Nach einer Beschreibung von Tillichs Einfluss auf die katholische und evangelische Religionspädagogik in Deutschland (§ 4) folgt die Wiedergabe einem geographischen Einteilungsprinzip: Zunächst wird Tillichs Wirkung in den USA in § 5 relativ kurz beschrieben (235–238), danach sein Einfluss in den frankophonen Ländern und Italien (§ 6), in Lateinamerika (§ 7), in Russland (§ 8) und in Afrika und Asien (§ 9). Zum Abschluss wird das geographische Einteilungsprinzip wieder verlassen, um auf Tillichs (zum Teil sehr kritische) Rezeption in der feministischen Theologie (§ 11) und (kurz) auf seine Bedeutung für die Weiterführung des interreligiösen Dialogs (§ 12) einzugehen. Diese systematische Übersicht über die Wirkungsgeschichte Tillichs stellt meines Wissens Neuland dar und ist außerordentlich hilfreich für die Weiterarbeit an Tillich.

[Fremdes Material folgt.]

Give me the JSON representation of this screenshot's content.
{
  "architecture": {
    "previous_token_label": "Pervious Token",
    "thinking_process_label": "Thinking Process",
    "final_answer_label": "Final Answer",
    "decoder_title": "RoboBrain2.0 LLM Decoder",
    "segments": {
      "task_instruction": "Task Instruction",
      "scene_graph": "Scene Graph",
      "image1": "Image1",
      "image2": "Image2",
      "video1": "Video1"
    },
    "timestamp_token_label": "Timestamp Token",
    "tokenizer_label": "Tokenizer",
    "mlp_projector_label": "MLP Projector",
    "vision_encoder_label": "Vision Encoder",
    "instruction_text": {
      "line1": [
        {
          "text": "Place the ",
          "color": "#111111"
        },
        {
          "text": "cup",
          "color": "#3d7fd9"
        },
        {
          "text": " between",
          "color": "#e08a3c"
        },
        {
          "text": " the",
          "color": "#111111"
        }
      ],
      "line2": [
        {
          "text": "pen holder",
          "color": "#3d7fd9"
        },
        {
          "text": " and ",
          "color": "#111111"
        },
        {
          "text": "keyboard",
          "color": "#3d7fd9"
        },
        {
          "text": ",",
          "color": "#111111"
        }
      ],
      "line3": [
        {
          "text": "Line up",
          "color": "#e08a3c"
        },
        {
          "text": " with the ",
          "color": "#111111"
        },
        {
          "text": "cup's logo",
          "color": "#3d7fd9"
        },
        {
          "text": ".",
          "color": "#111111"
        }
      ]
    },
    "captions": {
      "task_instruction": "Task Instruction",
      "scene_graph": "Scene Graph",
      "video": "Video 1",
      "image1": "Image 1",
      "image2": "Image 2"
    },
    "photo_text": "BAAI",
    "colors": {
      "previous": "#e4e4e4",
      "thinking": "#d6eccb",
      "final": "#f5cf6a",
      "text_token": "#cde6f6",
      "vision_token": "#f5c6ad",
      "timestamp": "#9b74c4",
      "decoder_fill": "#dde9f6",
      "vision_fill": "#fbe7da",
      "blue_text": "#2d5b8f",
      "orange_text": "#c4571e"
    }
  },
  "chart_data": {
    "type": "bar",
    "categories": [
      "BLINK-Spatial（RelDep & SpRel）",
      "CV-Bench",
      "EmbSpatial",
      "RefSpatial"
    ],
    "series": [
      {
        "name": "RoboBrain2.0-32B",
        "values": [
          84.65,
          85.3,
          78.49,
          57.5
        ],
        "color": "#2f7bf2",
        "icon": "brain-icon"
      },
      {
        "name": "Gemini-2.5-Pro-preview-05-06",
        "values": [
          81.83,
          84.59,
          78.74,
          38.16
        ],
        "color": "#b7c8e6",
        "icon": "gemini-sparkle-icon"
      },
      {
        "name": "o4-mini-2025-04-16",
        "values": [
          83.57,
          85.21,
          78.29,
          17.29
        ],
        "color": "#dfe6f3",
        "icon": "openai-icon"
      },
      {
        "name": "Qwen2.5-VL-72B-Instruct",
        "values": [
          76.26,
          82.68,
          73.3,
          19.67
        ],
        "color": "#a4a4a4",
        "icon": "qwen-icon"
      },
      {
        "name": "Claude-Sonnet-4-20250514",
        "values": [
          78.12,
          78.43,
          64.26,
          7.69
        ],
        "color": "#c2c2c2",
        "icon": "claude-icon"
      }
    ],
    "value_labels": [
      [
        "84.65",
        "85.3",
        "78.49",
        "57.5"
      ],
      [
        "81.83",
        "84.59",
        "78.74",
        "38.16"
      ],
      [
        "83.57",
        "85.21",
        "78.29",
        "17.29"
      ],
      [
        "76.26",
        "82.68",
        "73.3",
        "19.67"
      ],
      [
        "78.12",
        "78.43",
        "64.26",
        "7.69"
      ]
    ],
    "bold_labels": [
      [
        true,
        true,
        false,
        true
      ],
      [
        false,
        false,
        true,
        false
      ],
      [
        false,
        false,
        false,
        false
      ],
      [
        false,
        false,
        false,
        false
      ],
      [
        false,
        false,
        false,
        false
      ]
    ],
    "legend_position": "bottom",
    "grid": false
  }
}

Die Autoren haben sich drei Ziele gestellt: Sie wollen erstens eine in verständlicher Sprache geschriebene Einführung in das philosophisch-theologische Denken Tillichs bieten, zweitens wollen sie sich auf das Wesentliche beschränken, drittens den neuesten Stand der Tillich-Forschung wiedergeben (vgl. Vorwort). Alle drei Ziele sind mit diesem Buch erreicht worden: Hier werden auf 230 Seiten die wesentlichsten Aspekte von Tillichs Ansatz und dessen Wirkung auf dem neuesten Stand der Forschung verständlich dargestellt. Dass dabei immer Lücken bleiben (vgl. die Bemerkung der Autoren im Vorwort) ist angesichts der Fülle der Sekundärliteratur zu Tillich und deren weltweiter Verbreitung nicht weiter verwunderlich.
Alles in allem ist dieses Buch sehr empfehlenswert. Es fasst auf übersichtliche Weise die Kernpunkte von Tillichs Werk zusammen und eignet sich damit auch als Nachschlagewerk (hilfreich ist dabei auch die Bibliographie, 261–271). Auf Grund seines verständlichen Stils eignet es sich auch zur Lektüre für Laien, sofern sie über gewisse philosophische und theologische Grundkenntnisse verfügen. Für die Forschung besteht sein Wert darin, dass es für Orientierungszwecke über den neuesten Stand der Forschung verwendet werden kann und Anregungen für die Weiterarbeit liefert (insbesondere in Teil 3). Vor allem in Teil 2 finden sich auch eigene, profilierte Standpunkte, die sich zur wissenschaftlichen Auseinandersetzung anbieten.
Auch für die Lehre eignet sich dieses Buch sehr gut: Für Studierende, die anfangen, sich mit Tillich zu beschäftigen, kann es als Textgrundlage dienen, die einen guten Gesamtüberblick über Tillich verschafft. Für Studierende, die sich vertieft mit Tillich auseinandersetzen, kann es als Begleitmaterial fungieren, wobei auch hier manche Paragraphen aus Teil 2 und 3 als eigentliche Textgrundlage verwendet werden können. – Wünschenswert wären außerdem möglichst baldige Übersetzungen des Buches.